Time the quick sort (5) and (6) using the test
cases for quick sort (4).
You should also determine the input sizes and the number
of times you will repeat each experiment.
NOTES:
-
To generate a random number, include cstdlib in your program
and use functions rand() and srand() provided in cstdlib.
-
The four sorting algorithms in Sort.h all take a sequence as input.
QuickSort takes a VectorSequence while the other sorting algorithms
take NodeSequence as input. NodeSequence inherits members and functions
from NodeList, which is a list implemented with doubly linked list.

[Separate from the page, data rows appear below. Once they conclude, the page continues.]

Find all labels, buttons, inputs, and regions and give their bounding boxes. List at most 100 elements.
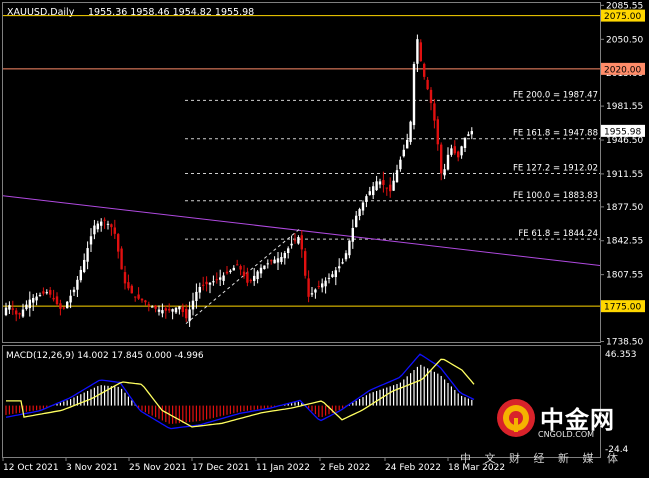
candle-body — [470, 131, 473, 135]
candle-body — [324, 280, 327, 287]
level-tag-label: 2020.00 — [604, 65, 641, 75]
candle-body — [361, 202, 365, 211]
candle-body — [256, 271, 259, 280]
candle-body — [222, 275, 225, 281]
candle-body — [389, 184, 392, 192]
candle-body — [147, 304, 150, 306]
candle-body — [134, 296, 137, 298]
candle-body — [423, 63, 426, 77]
candle-body — [144, 300, 147, 303]
time-axis: 12 Oct 2021 3 Nov 2021 25 Nov 2021 17 Dec 2… — [2, 457, 505, 473]
level-tag-label: 1775.00 — [604, 303, 641, 313]
candle-body — [310, 293, 314, 295]
candle-body — [130, 285, 133, 294]
candle-body — [375, 181, 378, 191]
candle-body — [208, 282, 212, 285]
candle-body — [69, 295, 72, 303]
candle-body — [327, 277, 331, 279]
candle-body — [409, 121, 412, 142]
price-tick-label: 1738.50 — [606, 338, 643, 348]
price-tick-label: 1807.55 — [606, 271, 643, 281]
candle-body — [106, 223, 110, 225]
candle-body — [205, 281, 208, 285]
candle-body — [178, 306, 181, 310]
candle-body — [185, 308, 188, 319]
candle-body — [406, 139, 409, 149]
candle-body — [127, 282, 130, 289]
candle-body — [103, 219, 106, 221]
candle-body — [249, 280, 252, 282]
candle-body — [154, 305, 157, 309]
candle-body — [11, 308, 14, 310]
candle-body — [52, 297, 55, 300]
current-price-label: 1955.98 — [604, 127, 641, 137]
candle-body — [321, 283, 324, 288]
candle-body — [42, 291, 45, 294]
price-tick-label: 1946.50 — [606, 136, 643, 146]
watermark: 中金网 CNGOLD.COM 中 文 财 经 新 媒 体 — [460, 398, 644, 468]
candle-body — [426, 79, 429, 90]
candle-body — [378, 181, 382, 185]
candle-body — [273, 259, 276, 264]
fibo-expansion: FE 200.0 = 1987.47 FE 161.8 = 1947.88 FE 1… — [185, 90, 600, 240]
candle-body — [100, 221, 103, 226]
candle-body — [49, 290, 52, 295]
candle-body — [137, 294, 140, 299]
candle-body — [276, 258, 280, 263]
macd-top-tick: 46.353 — [605, 350, 637, 360]
candle-body — [171, 309, 174, 312]
candle-body — [290, 243, 293, 246]
time-tick-label: 24 Feb 2022 — [385, 463, 441, 473]
candle-body — [215, 279, 218, 281]
candle-body — [188, 309, 191, 322]
candle-body — [331, 274, 334, 278]
candle-body — [79, 269, 82, 281]
candle-body — [402, 149, 405, 157]
candle-body — [399, 159, 402, 170]
candle-body — [392, 180, 395, 191]
candle-body — [229, 270, 232, 273]
candle-body — [467, 134, 470, 136]
candle-body — [161, 310, 164, 314]
candle-body — [72, 289, 76, 293]
candle-body — [212, 281, 215, 283]
candle-body — [89, 236, 93, 245]
candle-body — [164, 308, 167, 311]
macd-indicator — [5, 353, 475, 430]
candle-body — [355, 215, 358, 228]
price-axis: 2085.552050.502015.601981.551946.501911.… — [600, 1, 643, 348]
candle-body — [25, 304, 28, 310]
watermark-url: CNGOLD.COM — [538, 430, 595, 439]
candle-body — [168, 308, 171, 311]
fibo-level-label: FE 161.8 = 1947.88 — [513, 129, 598, 139]
price-tick-label: 1842.55 — [606, 237, 643, 247]
candle-body — [18, 313, 21, 315]
price-tick-label: 1877.50 — [606, 203, 643, 213]
price-tags: 2075.00 2020.00 1775.00 1955.98 — [601, 9, 645, 313]
candle-body — [436, 119, 439, 145]
candle-body — [314, 289, 317, 293]
candle-body — [38, 295, 42, 297]
candle-body — [263, 265, 266, 270]
time-tick-label: 2 Feb 2022 — [320, 463, 370, 473]
trendlines[interactable] — [2, 195, 601, 324]
candle-body — [181, 306, 184, 313]
candle-body — [32, 298, 35, 303]
candle-body — [287, 248, 290, 254]
candle-body — [242, 271, 246, 277]
candle-body — [433, 103, 436, 121]
candle-body — [45, 292, 48, 294]
candle-body — [86, 248, 89, 262]
time-tick-label: 11 Jan 2022 — [256, 463, 310, 473]
ohlc-values: 1955.36 1958.46 1954.82 1955.98 — [88, 7, 254, 18]
watermark-tagline: 中 文 财 经 新 媒 体 — [460, 452, 623, 465]
candle-body — [15, 310, 18, 315]
candle-body — [96, 223, 99, 230]
candle-body — [66, 301, 69, 309]
candle-body — [344, 253, 348, 260]
candle-body — [59, 303, 62, 309]
candle-body — [174, 307, 178, 313]
candles — [4, 34, 473, 327]
candle-body — [351, 227, 354, 242]
candle-body — [412, 64, 416, 126]
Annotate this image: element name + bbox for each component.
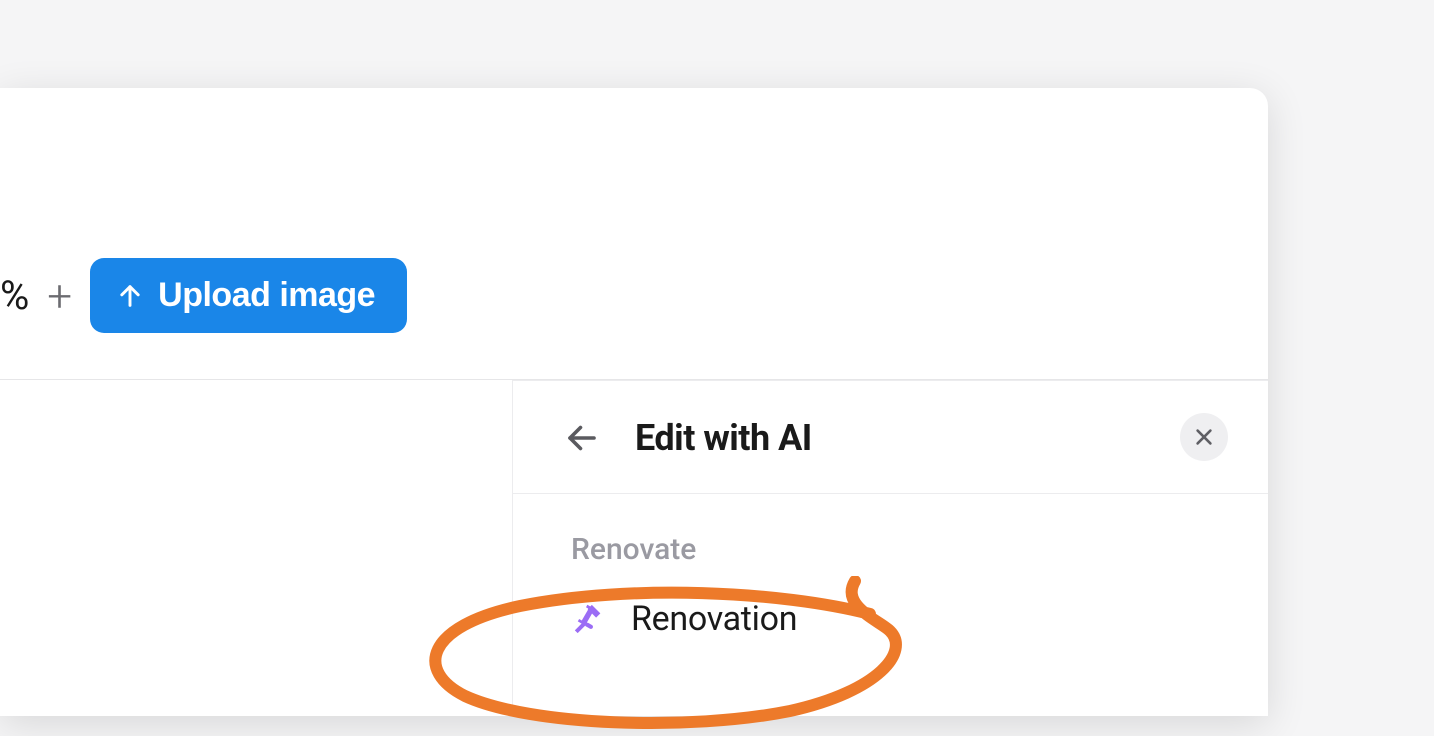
menu-item-renovation[interactable]: Renovation	[571, 591, 1210, 647]
close-icon	[1193, 426, 1215, 448]
panel-header: Edit with AI	[513, 381, 1268, 494]
close-button[interactable]	[1180, 413, 1228, 461]
back-button[interactable]	[561, 417, 603, 459]
upload-button-label: Upload image	[158, 276, 375, 315]
section-label-renovate: Renovate	[571, 532, 1210, 567]
toolbar-row: % + Upload image	[0, 258, 407, 333]
arrow-left-icon	[564, 420, 600, 456]
hammer-icon	[571, 601, 607, 637]
edit-with-ai-panel: Edit with AI Renovate Renovatio	[512, 380, 1268, 716]
app-window: % + Upload image Edit with AI	[0, 88, 1268, 716]
upload-image-button[interactable]: Upload image	[90, 258, 407, 333]
plus-icon[interactable]: +	[47, 274, 72, 318]
toolbar: % + Upload image	[0, 88, 1268, 380]
panel-body: Renovate Renovation	[513, 494, 1268, 647]
percent-symbol: %	[0, 272, 29, 319]
panel-title: Edit with AI	[635, 417, 812, 459]
menu-item-label: Renovation	[631, 599, 797, 639]
arrow-up-icon	[116, 282, 144, 310]
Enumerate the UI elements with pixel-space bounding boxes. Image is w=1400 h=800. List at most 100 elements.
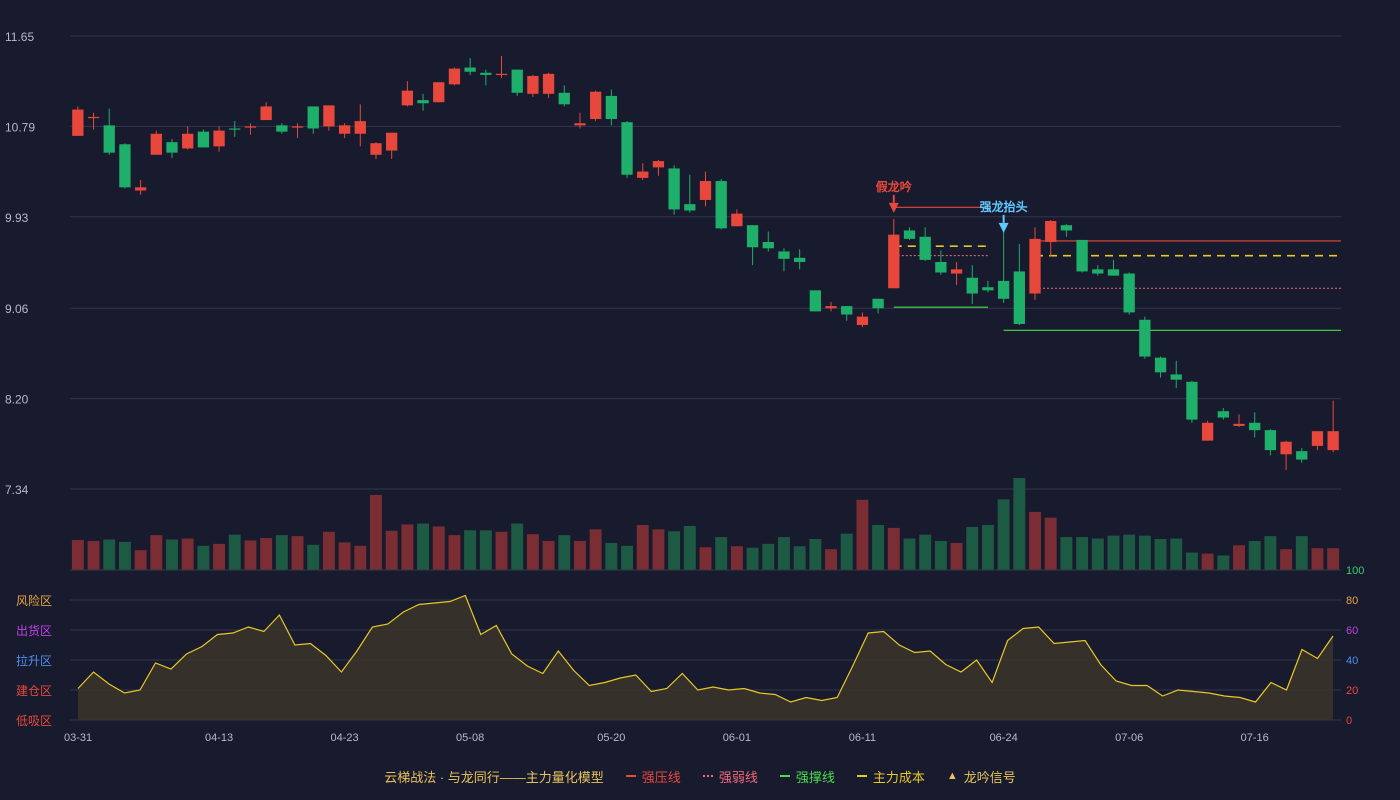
legend-item-weak-pressure[interactable]: 强弱线: [702, 767, 758, 786]
candle-body: [197, 131, 210, 148]
candle-body: [1060, 225, 1073, 231]
candle-body: [480, 72, 492, 75]
candle-body: [950, 269, 963, 274]
candle-body: [87, 116, 100, 119]
volume-bar: [542, 540, 555, 570]
volume-bar: [683, 525, 696, 570]
volume-bar: [370, 494, 382, 570]
volume-bar: [762, 543, 775, 570]
candle-body: [793, 257, 806, 262]
candlestick-chart: 11.65 10.79 9.93 9.06 8.20 7.34 0 20 40 60 80 100 风险…: [5, 30, 1364, 744]
candle-body: [1107, 269, 1120, 276]
candle-body: [1264, 430, 1277, 451]
volume-bar: [605, 542, 618, 570]
volume-bar: [401, 524, 414, 570]
x-tick-label: 05-20: [597, 732, 625, 744]
volume-bar: [950, 542, 963, 570]
volume-bar: [150, 535, 163, 570]
volume-bar: [746, 547, 759, 570]
volume-bar: [354, 545, 367, 570]
candle-body: [668, 168, 680, 210]
volume-bar: [1201, 553, 1214, 570]
legend-item-signal[interactable]: ▲ 龙吟信号: [947, 767, 1016, 786]
candle-body: [762, 242, 774, 249]
price-tick-label: 8.20: [5, 393, 29, 407]
volume-bar: [840, 533, 853, 570]
candle-body: [731, 213, 743, 227]
candle-body: [574, 123, 586, 126]
legend-label-strong-pressure: 强压线: [641, 769, 681, 785]
candle-body: [1092, 269, 1104, 274]
candle-body: [1154, 357, 1167, 373]
candle-body: [354, 121, 366, 134]
candle-body: [103, 125, 115, 153]
candle-body: [856, 316, 869, 326]
candle-body: [119, 144, 131, 188]
volume-bar: [934, 540, 947, 570]
legend-label-weak-pressure: 强弱线: [718, 769, 758, 785]
volume-bar: [1013, 478, 1026, 570]
signal-label: 假龙吟: [876, 179, 912, 194]
indicator-zone-label: 风险区: [16, 593, 52, 608]
candle-body: [338, 125, 351, 134]
volume-bar: [1091, 538, 1104, 570]
legend-label-signal: 龙吟信号: [963, 769, 1016, 785]
legend-swatch-main-cost: [856, 775, 867, 777]
legend-item-strong-pressure[interactable]: 强压线: [625, 767, 681, 786]
volume-bar: [260, 538, 273, 570]
candle-body: [1045, 220, 1057, 243]
volume-bar: [1280, 549, 1293, 570]
signal-arrow-icon: [998, 222, 1009, 233]
x-tick-label: 07-06: [1115, 732, 1143, 744]
volume-bar: [1029, 511, 1041, 570]
indicator-zone-label: 低吸区: [16, 714, 52, 728]
volume-bar: [464, 530, 477, 570]
legend-label-main-cost: 主力成本: [872, 769, 925, 785]
indicator-tick-label: 80: [1346, 595, 1358, 607]
price-tick-label: 11.65: [5, 30, 34, 44]
candle-body: [1280, 441, 1292, 455]
candle-body: [997, 280, 1010, 299]
candle-body: [966, 277, 978, 294]
candle-body: [291, 126, 304, 128]
volume-bar: [621, 545, 634, 570]
volume-bar: [1295, 536, 1308, 570]
volume-bar: [1217, 555, 1230, 570]
candle-body: [542, 73, 555, 94]
candle-body: [1201, 422, 1214, 441]
indicator-zone-label: 建仓区: [16, 684, 52, 698]
candle-body: [511, 69, 523, 93]
indicator-tick-label: 20: [1346, 685, 1358, 697]
signal-label: 强龙抬头: [980, 199, 1028, 214]
candle-body: [166, 142, 178, 153]
volume-bar: [777, 537, 790, 570]
candle-body: [872, 298, 884, 309]
candle-body: [182, 133, 194, 149]
candle-body: [1139, 319, 1151, 357]
volume-bar: [71, 539, 84, 570]
indicator-zone-label: 拉升区: [16, 653, 52, 668]
candle-body: [778, 251, 790, 259]
legend-title: 云梯战法 · 与龙同行——主力量化模型: [384, 769, 604, 785]
volume-bar: [1076, 537, 1089, 570]
candle-body: [1233, 423, 1245, 426]
volume-bar: [872, 524, 885, 570]
legend-item-main-cost[interactable]: 主力成本: [856, 767, 925, 786]
legend-item-support[interactable]: 强撑线: [779, 767, 835, 786]
candle-body: [903, 230, 916, 239]
candle-body: [558, 92, 570, 105]
volume-bar: [1264, 536, 1277, 570]
indicator-area: [78, 595, 1333, 720]
x-tick-label: 06-01: [723, 732, 751, 744]
candle-body: [307, 106, 319, 129]
volume-bar: [887, 527, 900, 570]
volume-bar: [919, 534, 932, 570]
candle-body: [888, 234, 900, 289]
candle-body: [1217, 411, 1229, 418]
x-tick-label: 03-31: [64, 732, 92, 744]
candle-body: [590, 91, 602, 120]
volume-bar: [1185, 552, 1198, 570]
volume-bar: [1107, 535, 1120, 570]
candle-body: [276, 125, 288, 132]
volume-bar: [1248, 540, 1261, 570]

VectorSequence inherits from ArrayVector, which is a vector implemented
with a growable array. You should be able to reason why the sorts should
use different types of sequences. Both classes NodeSequence and
VectorSequence have constructors to initialize a sequence object
with an array. You should input an array and the array size to the
constructor. The constructor will copy each element in that array
to the sequence.
-
You can determine the minimum input size in your experiment by
observing the value n0 for each algorithm. For example, if the predicted
time of your algorithm is O(n^2), you will divide the running times for
different input sizes by n^2. Typically you can expect a horizontal line
after some input size n0.
Report (50 points).
You will write a brief report that includes theoretical analysis,
a description of your experiments, and discussion of your results.
Minimum requirements for your report include:
-
Introduction.
Describe the objective of this assignment.
-
Theoretical analysis.
Give the best, average and the worst-case inputs of the sorting
algorithms (1)-(4) and analyze their complexity.
-
Description of your experiment setup, which includes but is not limited to
- Machine specification.
-
What is your timing mechanism?
-
How did you generate the best, average and the worst-case inputs
for the algorithms?
-
What input sizes did you test? Why?
-
How many times did you repeat each experiment?
-
Experimental results.
-
Graph the average case, best case and worst case running time
versus the input size for all the six sorting algorithms. Use the cases
you determined for quick sort (4) to run all three versions of quick
sorts (4)-(6).
-
Discussion of your results, which includes but is not limited to:
-
Which of the three versions of quick sort seems to perform the best?
-
Which of these four sorts seems to perform the best (consider
the best version of quick sort)?
-
To what extent do the best, average and worst case analyses
(from class/textbook) of each sort agree with the experimental results?
NOTE:
One way to estimate asymptotic complexity by your experimental results
is to graph the running time with a doubly logarithmic (log-log) plot;
that is, to plot log T(n) versus log n. Then use linear regression (the
method of least squares) to fit the doubly logarithmic curve with a line
and find the slope k and the intercept c of the line. The running time
can be approximated by c n^k; thus the estimated asymptotic complexity
is O(n^k). Input sizes that are doubled each time are recommended, for
example, 100, 200, 400, 800, 1600 and etc. They give equal intervals to
every two adjacent points of the plot.
Here is an archive file including all the files for this assignment,
including some matlab templates to help you prepare plots:
prog4.zip (for UNIX and for MS Windows).